したがって「お待ちいただければと存じます」のニュアンスとしては「よかったら待ってもらえたらと思うのだけど」というような感じになります。

「お待ちいただきたく存じます」でも遠回しにあなたの希望を伝える敬語なのですが…

「お待ちいただければと存じます」だともっと大げさになります。

かな〜り遠回しにお願いをしているわけで、目上・上司・取引先への言葉づかいとしてはこの上なく丁寧ですね。

そんなに丁寧にする必要あるの?って思うくらい。

まぁ、ひとつのオプションとしてお好みでお使いください。

シンプルに”お待ち頂きたくお願い致します”でも丁寧

“待ってほしい!”と言いたいときに使える敬語。

「お待ちいただきたく存じます」「お待ちいただければと存じます」だけでなく、

「お待ちいただきたく、お願い致します」もあります。

言いたいことは結局のところ「待ってほしい」なのですが…

たとえば、

  • 【例文】xxをお待ちいただきたく、お願い致します。
  • 【例文】xxをお待ちいただきたく、お願い申し上げます。

のようにして使います。

“存じます”ばかりのメールは気持ち悪い

ビジネスメールで「存じます」つまり「思います」を多用すると気持ち悪い文章になってしまいます。あなたの意思が伝わらずぼんや〜りとしたメールになって「結局なにが言いたいの?」ということになりかねません。

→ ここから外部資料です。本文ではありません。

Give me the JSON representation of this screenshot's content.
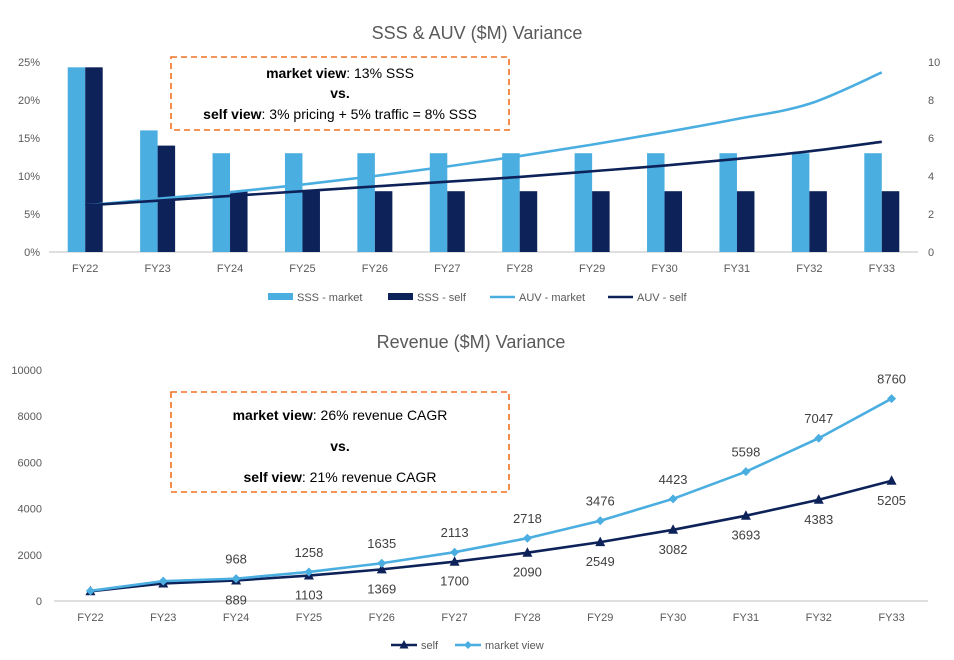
{
  "colors": {
    "market": "#4BAEE0",
    "self": "#0D2259",
    "callout_border": "#F07020",
    "axis": "#BFBFBF",
    "text": "#595959"
  },
  "chart_data": [
    {
      "type": "bar",
      "title": "SSS & AUV ($M) Variance",
      "categories": [
        "FY22",
        "FY23",
        "FY24",
        "FY25",
        "FY26",
        "FY27",
        "FY28",
        "FY29",
        "FY30",
        "FY31",
        "FY32",
        "FY33"
      ],
      "y_left_ticks": [
        "0%",
        "5%",
        "10%",
        "15%",
        "20%",
        "25%"
      ],
      "y_left_range": [
        0,
        25
      ],
      "y_right_ticks": [
        "0",
        "2",
        "4",
        "6",
        "8",
        "10"
      ],
      "y_right_range": [
        0,
        10
      ],
      "series": [
        {
          "name": "SSS - market",
          "type": "bar",
          "axis": "left",
          "values": [
            24.3,
            16,
            13,
            13,
            13,
            13,
            13,
            13,
            13,
            13,
            13,
            13
          ]
        },
        {
          "name": "SSS - self",
          "type": "bar",
          "axis": "left",
          "values": [
            24.3,
            14,
            8,
            8,
            8,
            8,
            8,
            8,
            8,
            8,
            8,
            8
          ]
        },
        {
          "name": "AUV - market",
          "type": "line",
          "axis": "right",
          "values": [
            2.45,
            2.8,
            3.15,
            3.55,
            4.0,
            4.5,
            5.05,
            5.65,
            6.3,
            7.0,
            7.8,
            9.45
          ]
        },
        {
          "name": "AUV - self",
          "type": "line",
          "axis": "right",
          "values": [
            2.45,
            2.7,
            2.95,
            3.2,
            3.45,
            3.7,
            3.95,
            4.25,
            4.55,
            4.9,
            5.3,
            5.8
          ]
        }
      ],
      "legend_position": "bottom",
      "callout": {
        "line1_bold": "market view",
        "line1_rest": ": 13% SSS",
        "line2": "vs.",
        "line3_bold": "self view",
        "line3_rest": ": 3% pricing + 5% traffic = 8% SSS"
      }
    },
    {
      "type": "line",
      "title": "Revenue ($M) Variance",
      "categories": [
        "FY22",
        "FY23",
        "FY24",
        "FY25",
        "FY26",
        "FY27",
        "FY28",
        "FY29",
        "FY30",
        "FY31",
        "FY32",
        "FY33"
      ],
      "y_ticks": [
        "0",
        "2000",
        "4000",
        "6000",
        "8000",
        "10000"
      ],
      "ylim": [
        0,
        10000
      ],
      "series": [
        {
          "name": "self",
          "marker": "triangle",
          "values": [
            420,
            760,
            889,
            1103,
            1369,
            1700,
            2090,
            2549,
            3082,
            3693,
            4383,
            5205
          ],
          "labels": [
            "",
            "",
            "889",
            "1103",
            "1369",
            "1700",
            "2090",
            "2549",
            "3082",
            "3693",
            "4383",
            "5205"
          ]
        },
        {
          "name": "market view",
          "marker": "diamond",
          "values": [
            440,
            860,
            968,
            1258,
            1635,
            2113,
            2718,
            3476,
            4423,
            5598,
            7047,
            8760
          ],
          "labels": [
            "",
            "",
            "968",
            "1258",
            "1635",
            "2113",
            "2718",
            "3476",
            "4423",
            "5598",
            "7047",
            "8760"
          ]
        }
      ],
      "legend_position": "bottom",
      "callout": {
        "line1_bold": "market view",
        "line1_rest": ": 26% revenue CAGR",
        "line2": "vs.",
        "line3_bold": "self view",
        "line3_rest": ": 21% revenue CAGR"
      }
    }
  ]
}
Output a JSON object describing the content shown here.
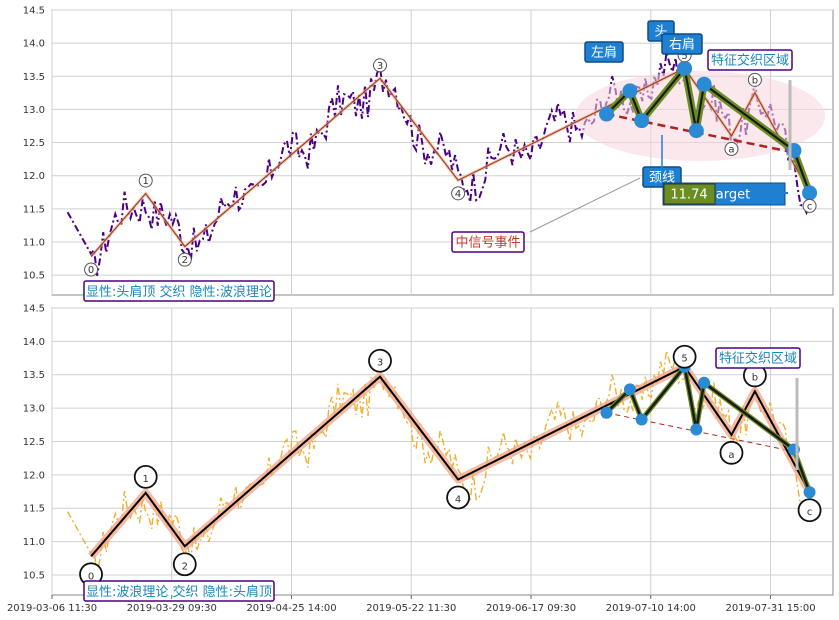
{
  "chart_data": [
    {
      "type": "line",
      "panel": "top",
      "ylim": [
        10.2,
        14.5
      ],
      "yticks": [
        "10.5",
        "11.0",
        "11.5",
        "12.0",
        "12.5",
        "13.0",
        "13.5",
        "14.0",
        "14.5"
      ],
      "grid": true,
      "price_color": "#4b0082",
      "wave_points": [
        {
          "label": "0",
          "x": 0.05,
          "y": 10.78
        },
        {
          "label": "1",
          "x": 0.12,
          "y": 11.73
        },
        {
          "label": "2",
          "x": 0.17,
          "y": 10.93
        },
        {
          "label": "3",
          "x": 0.42,
          "y": 13.47
        },
        {
          "label": "4",
          "x": 0.52,
          "y": 11.93
        },
        {
          "label": "5",
          "x": 0.81,
          "y": 13.62
        },
        {
          "label": "a",
          "x": 0.87,
          "y": 12.6
        },
        {
          "label": "b",
          "x": 0.9,
          "y": 13.25
        },
        {
          "label": "c",
          "x": 0.97,
          "y": 11.74
        }
      ],
      "hs_points": [
        {
          "x": 0.71,
          "y": 12.93
        },
        {
          "x": 0.74,
          "y": 13.28
        },
        {
          "x": 0.755,
          "y": 12.83
        },
        {
          "x": 0.81,
          "y": 13.62
        },
        {
          "x": 0.825,
          "y": 12.68
        },
        {
          "x": 0.835,
          "y": 13.38
        },
        {
          "x": 0.95,
          "y": 12.38
        },
        {
          "x": 0.97,
          "y": 11.74
        }
      ],
      "neckline": [
        {
          "x": 0.71,
          "y": 12.93
        },
        {
          "x": 0.95,
          "y": 12.35
        }
      ],
      "labels": {
        "left_shoulder": "左肩",
        "head": "头",
        "right_shoulder": "右肩",
        "feature_zone": "特征交织区域",
        "neckline": "颈线",
        "target_value": "11.74",
        "target_text": "arget",
        "mid_signal": "中信号事件",
        "legend": "显性:头肩顶 交织 隐性:波浪理论"
      }
    },
    {
      "type": "line",
      "panel": "bottom",
      "ylim": [
        10.2,
        14.5
      ],
      "yticks": [
        "10.5",
        "11.0",
        "11.5",
        "12.0",
        "12.5",
        "13.0",
        "13.5",
        "14.0",
        "14.5"
      ],
      "grid": true,
      "price_color": "#f0b030",
      "wave_points": [
        {
          "label": "0",
          "x": 0.05,
          "y": 10.78
        },
        {
          "label": "1",
          "x": 0.12,
          "y": 11.73
        },
        {
          "label": "2",
          "x": 0.17,
          "y": 10.93
        },
        {
          "label": "3",
          "x": 0.42,
          "y": 13.47
        },
        {
          "label": "4",
          "x": 0.52,
          "y": 11.93
        },
        {
          "label": "5",
          "x": 0.81,
          "y": 13.62
        },
        {
          "label": "a",
          "x": 0.87,
          "y": 12.6
        },
        {
          "label": "b",
          "x": 0.9,
          "y": 13.25
        },
        {
          "label": "c",
          "x": 0.97,
          "y": 11.74
        }
      ],
      "hs_points": [
        {
          "x": 0.71,
          "y": 12.93
        },
        {
          "x": 0.74,
          "y": 13.28
        },
        {
          "x": 0.755,
          "y": 12.83
        },
        {
          "x": 0.81,
          "y": 13.62
        },
        {
          "x": 0.825,
          "y": 12.68
        },
        {
          "x": 0.835,
          "y": 13.38
        },
        {
          "x": 0.95,
          "y": 12.38
        },
        {
          "x": 0.97,
          "y": 11.74
        }
      ],
      "neckline": [
        {
          "x": 0.71,
          "y": 12.93
        },
        {
          "x": 0.95,
          "y": 12.35
        }
      ],
      "labels": {
        "feature_zone": "特征交织区域",
        "legend": "显性:波浪理论 交织 隐性:头肩顶"
      }
    }
  ],
  "x_ticks": [
    "2019-03-06 11:30",
    "2019-03-29 09:30",
    "2019-04-25 14:00",
    "2019-05-22 11:30",
    "2019-06-17 09:30",
    "2019-07-10 14:00",
    "2019-07-31 15:00"
  ],
  "colors": {
    "grid": "#d0d0d0",
    "frame": "#888888",
    "wave_line": "#000000",
    "wave_glow": "#f4a384",
    "hs_olive": "#6b8e23",
    "hs_dot": "#2a8ad4",
    "neck_top": "#b22222",
    "neck_bottom": "#b22222",
    "label_blue": "#1f7fd0",
    "box_border": "#4b0082",
    "teal_text": "#1a86b8",
    "red_text": "#c0392b"
  }
}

そんなときに活躍するのが「お待ちいただきたく、お願い致します」です。

「お待ちいただきたく存じます」だと「待ってもらいたいと思います」という意味であり、

「お待ちいただきたく、お願い致します」だと「待ってもらいたい、お願い!」というような意味になります。

敬語としてはどちらも、これでもかというくらい丁寧なので使い分けする必要はありません。

文章のバランスを考えてお好みでお使いください。

敬語の解説

一応「お待ちいただきたく、お願い致します」の敬語の成り立ちをまとめておきます。

  • もとになる単語「待つ」
  • “〜してもらう”の謙譲語”お(ご)〜いただく”で「お待ちいただく」
  • 意思・希望”〜したい”で「お待ちいただきたい」
  • “願う”に謙譲語”お(ご)〜いたす”で「お願いいたす」
  • 丁寧語”ます”をくっつけて「お願いいたします」

→ すべてあわせると「お待ちいただきたく、お願いいたします」という敬語の完成

※「お願い申し上げます=お願いいたします」言い換えOK

※「お願いいたします」の表記は漢字「お願い致します」としてもOK

謙譲語をうまくつかい、このうえなく丁寧な敬語フレーズとなっていることがわかります。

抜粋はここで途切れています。